Monday, July 9, 2012

Cheap money fuels asset bubbles

Financial Review



Anna Bernasek 

If you could borrow money for nothing, would you? The answer probably depends on your personality and life situation. Certainly many people would jump at the chance to invest interest-free funds in the hope of making some money.

So, today, with interest rates at historic lows, in some cases zero in effect, shouldn’t we expect to see some kinds of speculative behaviour?

Well, yes. Asset price bubbles have been the consistent companions of low interest rates. And they’re still going on.

Take a look at Toronto, the fifth largest city in North America with close to six million residents. It’s caught in the grip of a major housing boom.

In March alone, prices increased 10 per cent, according to official data. Average nominal home prices have steadily advanced more than 85 per cent over the past decade. Bidding wars have broken out and talk of a housing bubble is on everyone’s lips.

David Townsend, a professor of Medieval Studies and English at the University of Toronto, just sold a small house in the centre of the city one week after listing the property.

In that week, 85 people came to take a look. Three made bids. The property went to a woman who had lost out to higher bids on at least three other properties. Determined not to lose again, she bid $70,000 over the asking price of $450,000.

The boom is especially prevalent in condos. Toronto has more high-rise building projects under way than any other city in North America, even New York City. According to a market researcher, 6070 new condo units sold in the first three months of the year, a record number of sales for a single quarter. Another 11,000 condo units are expected to be available for sale in the second quarter.

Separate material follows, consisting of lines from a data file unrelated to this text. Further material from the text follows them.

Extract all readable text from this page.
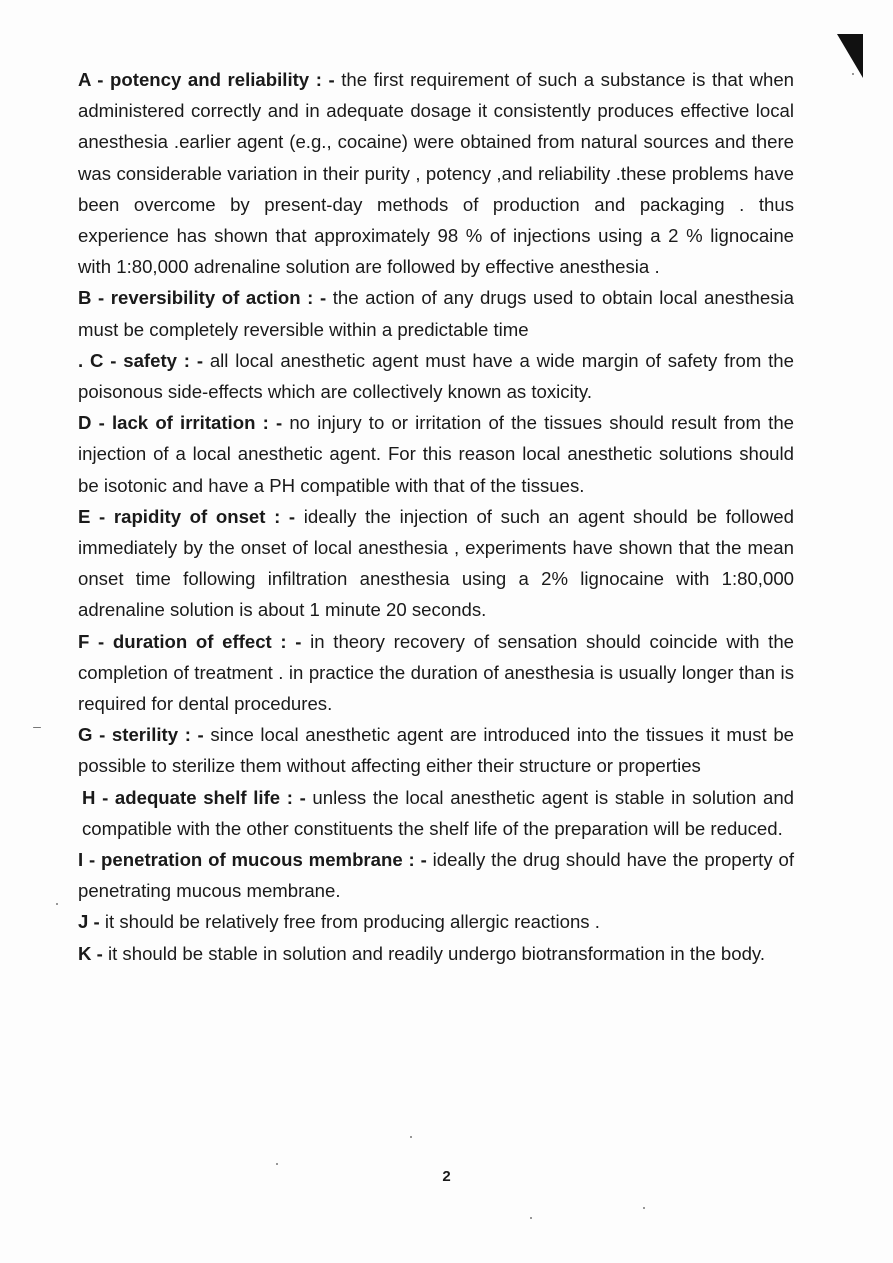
A - potency and reliability : - the first requirement of such a substance is that when administered correctly and in adequate dosage it consistently produces effective local anesthesia .earlier agent (e.g., cocaine) were obtained from natural sources and there was considerable variation in their purity , potency ,and reliability .these problems have been overcome by present-day methods of production and packaging . thus experience has shown that approximately 98 % of injections using a 2 % lignocaine with 1:80,000 adrenaline solution are followed by effective anesthesia .

B - reversibility of action : - the action of any drugs used to obtain local anesthesia must be completely reversible within a predictable time

. C - safety : - all local anesthetic agent must have a wide margin of safety from the poisonous side-effects which are collectively known as toxicity.

D - lack of irritation : - no injury to or irritation of the tissues should result from the injection of a local anesthetic agent. For this reason local anesthetic solutions should be isotonic and have a PH compatible with that of the tissues.

E - rapidity of onset : - ideally the injection of such an agent should be followed immediately by the onset of local anesthesia , experiments have shown that the mean onset time following infiltration anesthesia using a 2% lignocaine with 1:80,000 adrenaline solution is about 1 minute 20 seconds.

F - duration of effect : - in theory recovery of sensation should coincide with the completion of treatment . in practice the duration of anesthesia is usually longer than is required for dental procedures.

G - sterility : - since local anesthetic agent are introduced into the tissues it must be possible to sterilize them without affecting either their structure or properties

H - adequate shelf life : - unless the local anesthetic agent is stable in solution and compatible with the other constituents the shelf life of the preparation will be reduced.

I - penetration of mucous membrane : - ideally the drug should have the property of penetrating mucous membrane.

J - it should be relatively free from producing allergic reactions .

K - it should be stable in solution and readily undergo biotransformation in the body.

2
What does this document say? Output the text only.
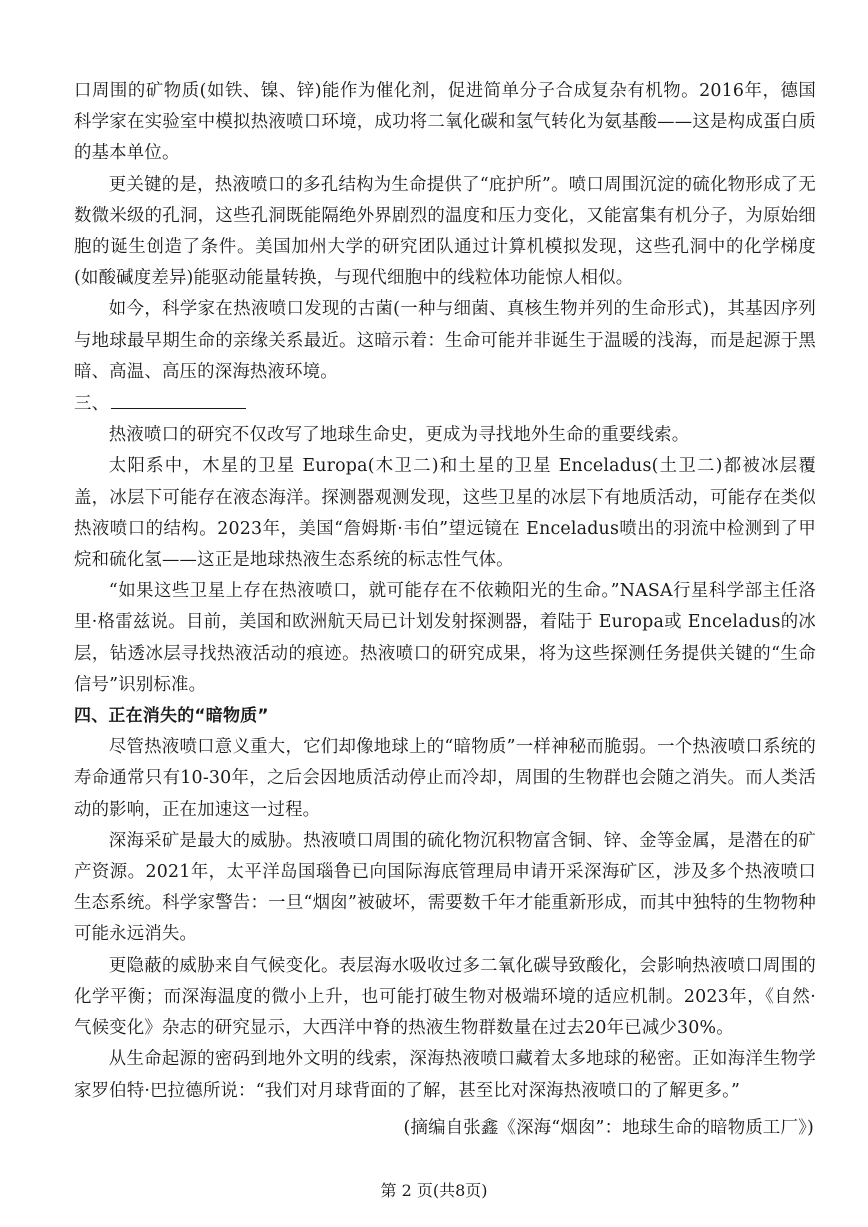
口周围的矿物质(如铁、镍、锌)能作为催化剂，促进简单分子合成复杂有机物。2016年，德国科学家在实验室中模拟热液喷口环境，成功将二氧化碳和氢气转化为氨基酸——这是构成蛋白质的基本单位。

更关键的是，热液喷口的多孔结构为生命提供了“庇护所”。喷口周围沉淀的硫化物形成了无数微米级的孔洞，这些孔洞既能隔绝外界剧烈的温度和压力变化，又能富集有机分子，为原始细胞的诞生创造了条件。美国加州大学的研究团队通过计算机模拟发现，这些孔洞中的化学梯度(如酸碱度差异)能驱动能量转换，与现代细胞中的线粒体功能惊人相似。

如今，科学家在热液喷口发现的古菌(一种与细菌、真核生物并列的生命形式)，其基因序列与地球最早期生命的亲缘关系最近。这暗示着：生命可能并非诞生于温暖的浅海，而是起源于黑暗、高温、高压的深海热液环境。

三、

热液喷口的研究不仅改写了地球生命史，更成为寻找地外生命的重要线索。

太阳系中，木星的卫星 Europa(木卫二)和土星的卫星 Enceladus(土卫二)都被冰层覆盖，冰层下可能存在液态海洋。探测器观测发现，这些卫星的冰层下有地质活动，可能存在类似热液喷口的结构。2023年，美国“詹姆斯·韦伯”望远镜在 Enceladus喷出的羽流中检测到了甲烷和硫化氢——这正是地球热液生态系统的标志性气体。

“如果这些卫星上存在热液喷口，就可能存在不依赖阳光的生命。”NASA行星科学部主任洛里·格雷兹说。目前，美国和欧洲航天局已计划发射探测器，着陆于 Europa或 Enceladus的冰层，钻透冰层寻找热液活动的痕迹。热液喷口的研究成果，将为这些探测任务提供关键的“生命信号”识别标准。

四、正在消失的“暗物质”

尽管热液喷口意义重大，它们却像地球上的“暗物质”一样神秘而脆弱。一个热液喷口系统的寿命通常只有10-30年，之后会因地质活动停止而冷却，周围的生物群也会随之消失。而人类活动的影响，正在加速这一过程。

深海采矿是最大的威胁。热液喷口周围的硫化物沉积物富含铜、锌、金等金属，是潜在的矿产资源。2021年，太平洋岛国瑙鲁已向国际海底管理局申请开采深海矿区，涉及多个热液喷口生态系统。科学家警告：一旦“烟囱”被破坏，需要数千年才能重新形成，而其中独特的生物物种可能永远消失。

更隐蔽的威胁来自气候变化。表层海水吸收过多二氧化碳导致酸化，会影响热液喷口周围的化学平衡；而深海温度的微小上升，也可能打破生物对极端环境的适应机制。2023年，《自然·气候变化》杂志的研究显示，大西洋中脊的热液生物群数量在过去20年已减少30%。

从生命起源的密码到地外文明的线索，深海热液喷口藏着太多地球的秘密。正如海洋生物学家罗伯特·巴拉德所说：“我们对月球背面的了解，甚至比对深海热液喷口的了解更多。”

(摘编自张鑫《深海“烟囱”：地球生命的暗物质工厂》)

第 2 页(共8页)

The Canadian housing boom caught the attention of the International Monetary Fund late last year. It warned that the Canadian housing market was vulnerable to a correction, especially in light of a slowdown in the commodities sector and a worldwide slowdown in growth.

“Adverse macro-economic shocks, such as a faltering global environment and declining commodity prices, could result in significant job losses, tighter lending standards, and declines in house prices, triggering a protracted period of weak private consumption as households reduce their debt,” the IMF wrote in an annual report about Canada.

Canadian officials have also weighed in, urging households not to take on too much debt. Yet all that seems to be having little effect while the Canadian central bank keeps official interest rates at 1 per cent. Some mortgage rates are as low as 3 per cent.

With interest rates so low, demand remains strong for housing in the centre of Toronto and that’s where many new buildings are going up. A compact city centre makes Toronto a pedestrian- and bicycle-friendly place to live.

The debate inside Canada about whether there’s a housing bubble or not seems eerily familiar. Those who argue against the bubble say that nothing like what happened in the US would happen in Canada.
Canadian banks were far more prudent than American banks, the argument goes, plus there has been no such thing as subprime lending.

Some commentators have argued there’s no evidence of a housing bubble in Toronto anyway. But that’s the disturbing thing about an asset price bubble. You only know with certainty that there’s a bubble once it pops.

If we’ve learned anything from the US housing bubble, it’s this: asset prices don’t go up forever. And when prices move the other way, debt exacerbates the problem.

Household debt levels in Canada are higher than the US at the peak of its housing boom. Official data shows that Canadian household debt rose to a record 153 per cent of disposable income in the third quarter of 2011 compared with 140 per cent in the US.

We’ve witnessed the apotheosis of Greenspanian monetarism, a tacit agreement that monetary policy will cure all ills.

Monetary policy has been remarkably effective in taming general inflation and moderating some types of recessions. But it hasn’t been effective against the inflation everybody loves: asset price inflation.

Designed to manage the real economy, monetary policy produces interesting side effects on the financial economy. Asset price bubbles are Exhibit A.

The trouble with asset bubbles is that they’re tremendously popular. Nobody in Toronto wants to stop the housing party right now. But when a debt-fuelled bubble eventually deflates, and it always does, the effects are noxious. Then everybody will be shocked – shocked! – that it was allowed to happen.